Courtesy of federalevidence here is their list of potential significant evidence issues affecting criminal cases this coming year.
- Supreme Court Watch: Williams v. Illinois: Confrontation Clause – Pending Decisions
- Confrontation Clause: More Notice and Demand Rules?
- Supreme Court Watch Open Issue: Confrontation Clause – Resolving An Open Issue on the Scope Of Dying Declarations
- Circuit Split: Waiving An Objection to a Stipulation Under the Confrontation Clause
- Circuit Split: Admission Of Pre-Miranda Silence
- Circuit Split: Whether the Rule of Completeness Allows Inadmissible Evidence to be Admitted?

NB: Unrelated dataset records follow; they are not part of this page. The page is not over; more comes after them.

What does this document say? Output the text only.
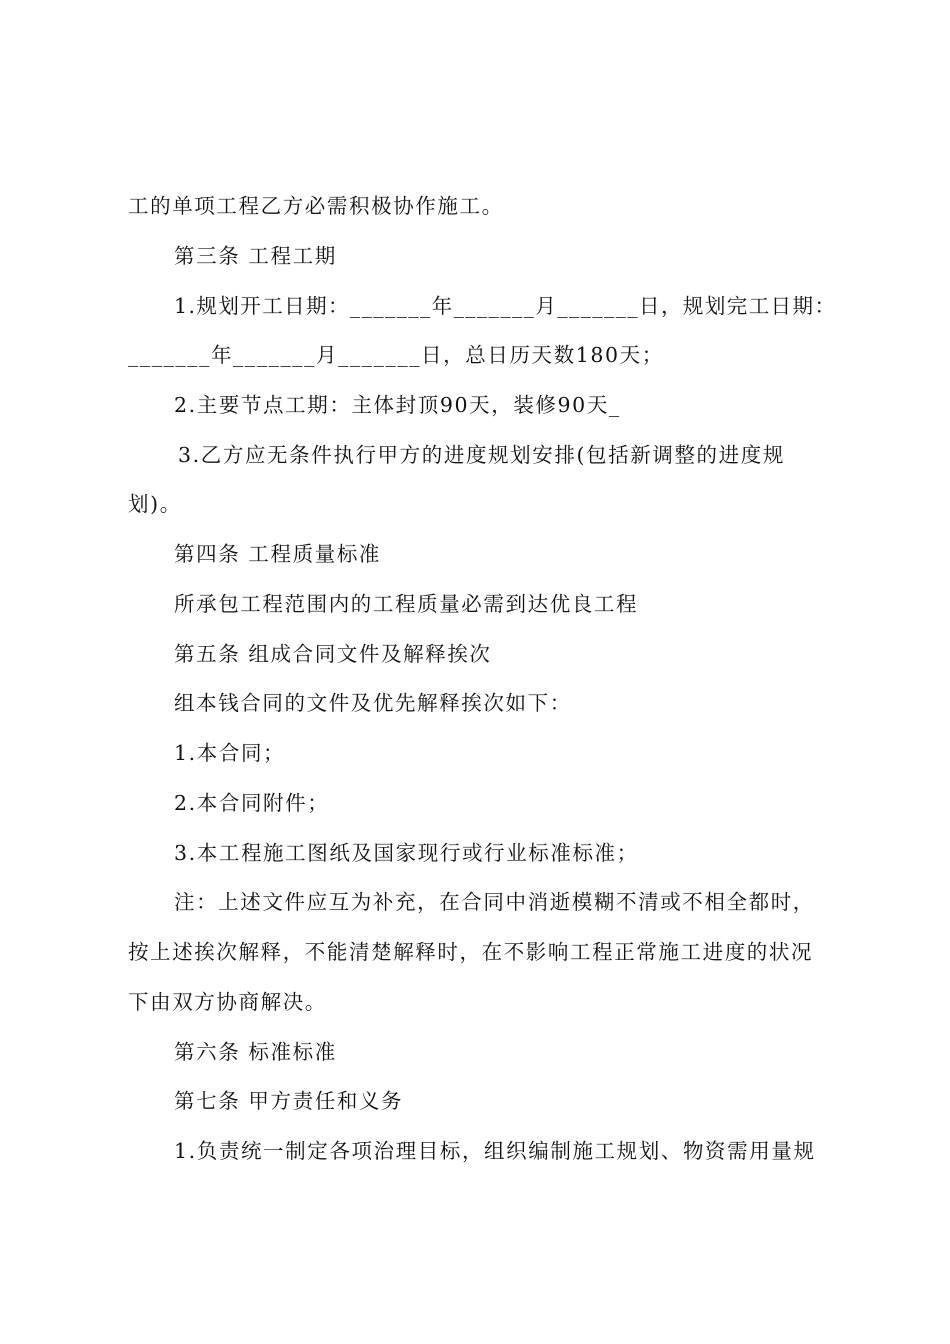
工的单项工程乙方必需积极协作施工。
第三条 工程工期
1.规划开工日期：_______年_______月_______日，规划完工日期：
_______年_______月_______日，总日历天数180天；
2.主要节点工期：主体封顶90天，装修90天_
3.乙方应无条件执行甲方的进度规划安排(包括新调整的进度规
划)。
第四条 工程质量标准
所承包工程范围内的工程质量必需到达优良工程
第五条 组成合同文件及解释挨次
组本钱合同的文件及优先解释挨次如下：
1.本合同；
2.本合同附件；
3.本工程施工图纸及国家现行或行业标准标准；
注：上述文件应互为补充，在合同中消逝模糊不清或不相全都时，
按上述挨次解释，不能清楚解释时，在不影响工程正常施工进度的状况
下由双方协商解决。
第六条 标准标准
第七条 甲方责任和义务
1.负责统一制定各项治理目标，组织编制施工规划、物资需用量规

- More Judicial Criticism of the “Inextricable Intertwinement" Theory
- Rule Amendments: “Restyling” Federal Rules of Evidence
- Pending Rule Amendment: FRE 803(10) – Absence of Public Record
- Cameras In The Courtroom: Increasing Requests for Televising Supreme Court Proceedings
On item 8., which will depend on how the President “adopts” the restyling. Interesting that there may be issues surrounding implementation of the restyled rules.
The FRE were “restyled” by amendments effective December 1, 2011. The amendments were intended to make the rules easier to use and were not intended to result in substantive changes. As the restyled rules are applied, one question will be whether language differences in the new version result over time in substantive modifications.

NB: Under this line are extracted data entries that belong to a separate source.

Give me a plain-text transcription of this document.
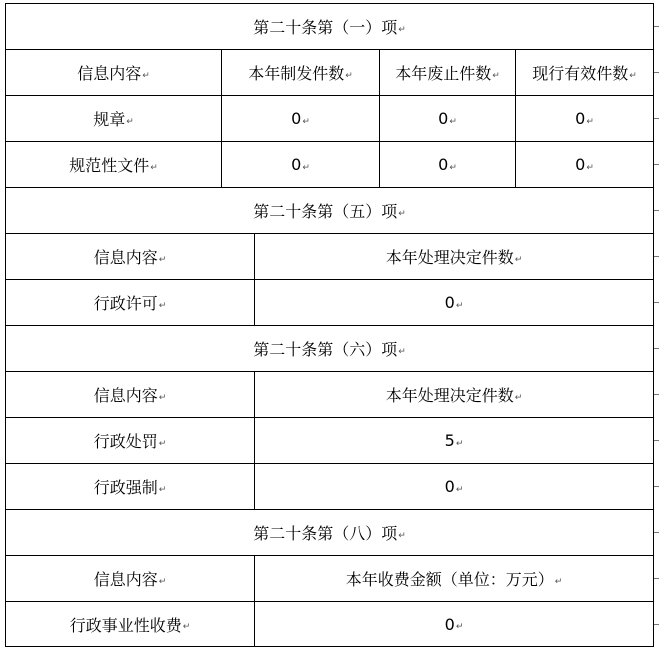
第二十条第（一）项 ↵
信息内容 ↵	本年制发件数 ↵	本年废止件数 ↵ 现行有效件数 ↵
规章 ↵	0 ↵	0 ↵	0 ↵
规范性文件 ↵	0 ↵	0 ↵	0 ↵
第二十条第（五）项 ↵
信息内容 ↵	本年处理决定件数 ↵
行政许可 ↵	0 ↵
第二十条第（六）项 ↵
信息内容 ↵	本年处理决定件数 ↵
行政处罚 ↵	5 ↵
行政强制 ↵	0 ↵
第二十条第（八）项 ↵
信息内容 ↵	本年收费金额（单位：万元） ↵
行政事业性收费 ↵	0 ↵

On item 7., on how 404(b) is applied. This is an issue I frequently raise when the prosecution makes was is termed a ‘talismanic incantation,’ which lacks specificity to the offenses charged argument for admissibility.
Nearly every circuit has recognized the "inextricable intertwinement" theory (or “inextricably intertwined” doctrine). Several circuits have cautioned about admission of uncharged evidence in a case as part of the "inextricably intertwined" exception to FRE 404(b). Recently, this doctrine has come under increasing judicial criticism. . . .

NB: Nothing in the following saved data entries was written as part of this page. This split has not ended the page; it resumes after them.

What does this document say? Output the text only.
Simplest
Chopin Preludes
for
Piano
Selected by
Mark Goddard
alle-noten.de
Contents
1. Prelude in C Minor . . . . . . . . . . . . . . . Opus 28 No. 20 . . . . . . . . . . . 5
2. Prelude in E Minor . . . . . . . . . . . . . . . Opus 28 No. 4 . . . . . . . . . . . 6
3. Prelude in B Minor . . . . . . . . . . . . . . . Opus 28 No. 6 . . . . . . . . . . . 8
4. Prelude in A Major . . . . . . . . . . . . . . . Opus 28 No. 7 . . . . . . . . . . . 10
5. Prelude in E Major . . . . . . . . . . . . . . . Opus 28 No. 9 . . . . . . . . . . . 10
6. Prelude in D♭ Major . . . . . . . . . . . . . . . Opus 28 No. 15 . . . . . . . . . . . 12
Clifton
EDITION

SeeUnited States v. Gorman, 613 F.3d 711 (7th Cir. 2010) (“[T]he inextricable intertwinement doctrine has since become overused, vague, and quite unhelpful. To ensure that there are no more doubts about the court’s position on this issue — the inextricable intertwinement doctrine has outlived its usefulness. Henceforth, resort to inextricable intertwinement is unavailable when determining a theory of admissibility.”)[.]
Saltzburg, Martin and Capra, Federal Rules of Evidence Manual, Paragraph 404.02[12] (10th ed. 2012) (discussing issue at length and concluding, “The ‘inextricably intertwined’ exception substitutes a careful analysis with boilerplate jargon.”).
See e.g., United States v. Peterson, 20 M.J. 806 (N.M.C.M.R. 1985)(We abhor the "shotgun" application of rule 404(b) and will not accept the "talismanic incantation" of the words motive, intent, plan or design, modus operandi, etc., with nothing more.); United States v. Jenkins, 48 M.J. 594 (A. Ct. Crim. App. 1998)(It is not necessary "that relevant evidence fit snugly into a pigeon hole provided by Mil. R. Evid. 404(b)." Nevertheless, the profferer should delineate the theories of admissibility, as occurred here, and not simply render a talismanic incantation of all the bases listed in the rule, as often occurs.) And see United States v. Yammine, 69 M.J. 70 (C.A.A.F. 2010), in regard to Mil. R. Evid. 404(b) and 414. ARTICLE: The Use of Evidence of an Accused’s Uncharged Misconduct to Prove Mens Rea: The Doctrines Which Threaten to Engulf the Character Evidence Prohibition, 51 Ohio St. L.J. 575 (1990).
And don’t forget that even though evidence might initially be admissible under Mil. R. Evid. 404(b), you still need to have the judge balance admissibility under Mil. R. Evid. 403. See e.g. United States v. Ferguson, 29 M.J. 559 (A.F.C.M.R. 1989), pet. denied 32 M.J. 45 (C.M.A. 1990).